Might happen... I'm so confused. I can't say what it is... I can't, I don't want people to know. Only the ones close to me know, only persons I trust know. In a nutshell...a huge decision is being made that directly involves me and my family. What's stressing me out is that the decision keeps changing. One minute I think that my whole life will be flipped upside down, the next it seems like we'll always be here....I don't understand please just make up your mind!

Thursday, January 05, 2006

What Would You Take...

I have so much on my mind. I have so much that I want to say to everyone... about everthing, but I don't know what to say. Is it possible to be so overwhelmed by different emotions that they all cancel out and just leave you feeling...empty? numb? incomplete? That's exactly how I feel right now. Like I have a huge gaping hole in me. It's just angst. Stupid, stupid teenage angst I know that. I'm happy. I really am...well I'm happy with aspects of my life at the moment. Others I am not so happy with.

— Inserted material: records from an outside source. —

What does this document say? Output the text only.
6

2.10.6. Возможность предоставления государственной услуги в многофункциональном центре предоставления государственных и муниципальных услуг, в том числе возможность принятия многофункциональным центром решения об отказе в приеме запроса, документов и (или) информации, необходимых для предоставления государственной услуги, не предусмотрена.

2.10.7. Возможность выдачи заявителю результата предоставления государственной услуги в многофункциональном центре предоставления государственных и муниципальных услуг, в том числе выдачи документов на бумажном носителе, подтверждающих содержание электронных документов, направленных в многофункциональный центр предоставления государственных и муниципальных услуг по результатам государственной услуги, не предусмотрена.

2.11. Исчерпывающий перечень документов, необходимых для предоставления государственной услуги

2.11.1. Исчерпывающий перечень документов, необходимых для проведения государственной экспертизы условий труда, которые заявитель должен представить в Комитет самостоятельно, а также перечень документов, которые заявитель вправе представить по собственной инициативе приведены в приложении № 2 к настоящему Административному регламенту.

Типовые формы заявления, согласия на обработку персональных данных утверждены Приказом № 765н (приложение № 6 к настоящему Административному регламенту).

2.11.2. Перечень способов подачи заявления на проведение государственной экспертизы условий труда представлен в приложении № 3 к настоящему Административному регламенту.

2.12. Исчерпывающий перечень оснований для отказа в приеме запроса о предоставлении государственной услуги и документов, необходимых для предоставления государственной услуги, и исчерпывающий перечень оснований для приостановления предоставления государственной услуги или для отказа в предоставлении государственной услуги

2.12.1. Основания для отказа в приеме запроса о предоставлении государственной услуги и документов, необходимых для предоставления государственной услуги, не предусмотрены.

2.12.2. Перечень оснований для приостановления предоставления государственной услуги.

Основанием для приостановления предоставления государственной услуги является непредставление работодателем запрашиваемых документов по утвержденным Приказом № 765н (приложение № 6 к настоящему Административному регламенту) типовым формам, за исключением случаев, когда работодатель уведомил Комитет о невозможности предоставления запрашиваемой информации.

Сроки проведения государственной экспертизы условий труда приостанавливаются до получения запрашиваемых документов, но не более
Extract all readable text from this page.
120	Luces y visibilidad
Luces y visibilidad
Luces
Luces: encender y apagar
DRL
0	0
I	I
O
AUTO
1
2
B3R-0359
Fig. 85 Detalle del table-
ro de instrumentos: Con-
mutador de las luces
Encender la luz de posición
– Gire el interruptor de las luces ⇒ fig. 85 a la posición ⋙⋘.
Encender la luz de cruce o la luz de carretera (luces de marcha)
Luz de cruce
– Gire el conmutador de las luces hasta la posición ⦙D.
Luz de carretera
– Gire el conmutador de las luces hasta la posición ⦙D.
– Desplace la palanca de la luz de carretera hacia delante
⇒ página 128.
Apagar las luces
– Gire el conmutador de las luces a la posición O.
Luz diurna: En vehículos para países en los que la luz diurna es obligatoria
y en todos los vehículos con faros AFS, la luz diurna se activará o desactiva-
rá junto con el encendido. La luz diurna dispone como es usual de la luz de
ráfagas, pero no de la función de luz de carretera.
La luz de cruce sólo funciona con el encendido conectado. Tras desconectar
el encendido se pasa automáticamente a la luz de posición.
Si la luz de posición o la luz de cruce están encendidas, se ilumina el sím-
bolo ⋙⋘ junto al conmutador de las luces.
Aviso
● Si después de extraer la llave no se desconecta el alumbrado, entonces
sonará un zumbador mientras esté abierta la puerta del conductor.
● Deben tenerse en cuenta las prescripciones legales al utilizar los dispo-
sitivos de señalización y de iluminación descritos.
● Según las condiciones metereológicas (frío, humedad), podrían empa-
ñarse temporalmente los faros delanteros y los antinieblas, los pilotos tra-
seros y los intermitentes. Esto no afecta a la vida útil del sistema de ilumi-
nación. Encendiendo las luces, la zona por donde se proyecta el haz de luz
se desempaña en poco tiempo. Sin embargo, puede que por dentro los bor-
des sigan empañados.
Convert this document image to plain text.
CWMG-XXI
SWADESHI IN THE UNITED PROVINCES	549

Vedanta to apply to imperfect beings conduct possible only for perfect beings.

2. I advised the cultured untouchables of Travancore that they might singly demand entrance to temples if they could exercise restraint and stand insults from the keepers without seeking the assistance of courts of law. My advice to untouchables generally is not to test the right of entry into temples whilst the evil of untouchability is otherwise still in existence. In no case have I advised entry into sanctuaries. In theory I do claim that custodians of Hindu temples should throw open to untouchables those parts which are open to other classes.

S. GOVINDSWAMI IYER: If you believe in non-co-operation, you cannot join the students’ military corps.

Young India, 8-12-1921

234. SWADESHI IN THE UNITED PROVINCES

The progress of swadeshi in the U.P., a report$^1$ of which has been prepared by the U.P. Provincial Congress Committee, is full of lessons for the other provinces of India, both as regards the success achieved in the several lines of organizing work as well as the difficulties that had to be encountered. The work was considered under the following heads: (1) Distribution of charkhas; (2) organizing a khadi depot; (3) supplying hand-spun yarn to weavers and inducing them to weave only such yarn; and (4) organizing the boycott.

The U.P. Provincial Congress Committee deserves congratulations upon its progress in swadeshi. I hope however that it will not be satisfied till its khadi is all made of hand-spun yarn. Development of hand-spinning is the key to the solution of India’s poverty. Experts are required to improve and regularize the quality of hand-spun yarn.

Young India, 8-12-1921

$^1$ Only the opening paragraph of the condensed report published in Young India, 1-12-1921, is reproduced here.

I'm a firm believer that your home should be your sanctuary. After a long day at school/work/whatever-you-do-for-a-living, you should be able to come home and relax, kick-back, do some homework without a bean or rent (nic-name my siblings and I have for our parents) breathing down your neck to get things done. Okay I appreciate your concern I really do, but you need to realise that by following every little step I take, by tightening the leash, and trying to control every facet of my life in order to prevent me from doing something stupid, you are making me want to do something stupid...It makes me feel trapped. I'm too scared to do anything because of what the consequences might be. You are trying to prevent me from being devious, but only spawning a need inside me to rebel.

You go home to stay grounded, to keep in touch with yourself. A sanctuary is a place you go to prevent self destructive thoughts. Lately, however, I have not been able to feel comfortable at home. I haven't really been feeling it what with... well let's just say things at home aren't too good right now. And it's really throwing me off. It's hard to keep a balanced life when you have nothing to place your scale on. I used to love coming home, and just hanging out, chilling with my family. I still love spending time with my mom... Now I almost dread coming home. What the *#@% happened?? (mama if you read this I love you and I'm not avoiding you...)

I should follow your rules because I respect you, not because I'm afraid of the consequences. It's like the whole Christian notion of "God fearing". Most people did the right thing, not because it was the right thing to do, but because they feared God's retribution... Now, it could just be me, but I think that something is seriously screwed up there. Let me explain something. My grades suck. I know exactly why too. You know why people cut? It's so they can have control over something in their life. I don't cut, I let my grades drop. It was a stupid thing to do, and I really do realise that it will follow me into college and probably into my life. While it was the wrong decision, It was my damn decision. I shouldn't be proud of it... but I am...

I need to figure things out in my life... straighten things out. I can do it. I just need some freedom and trust in order to.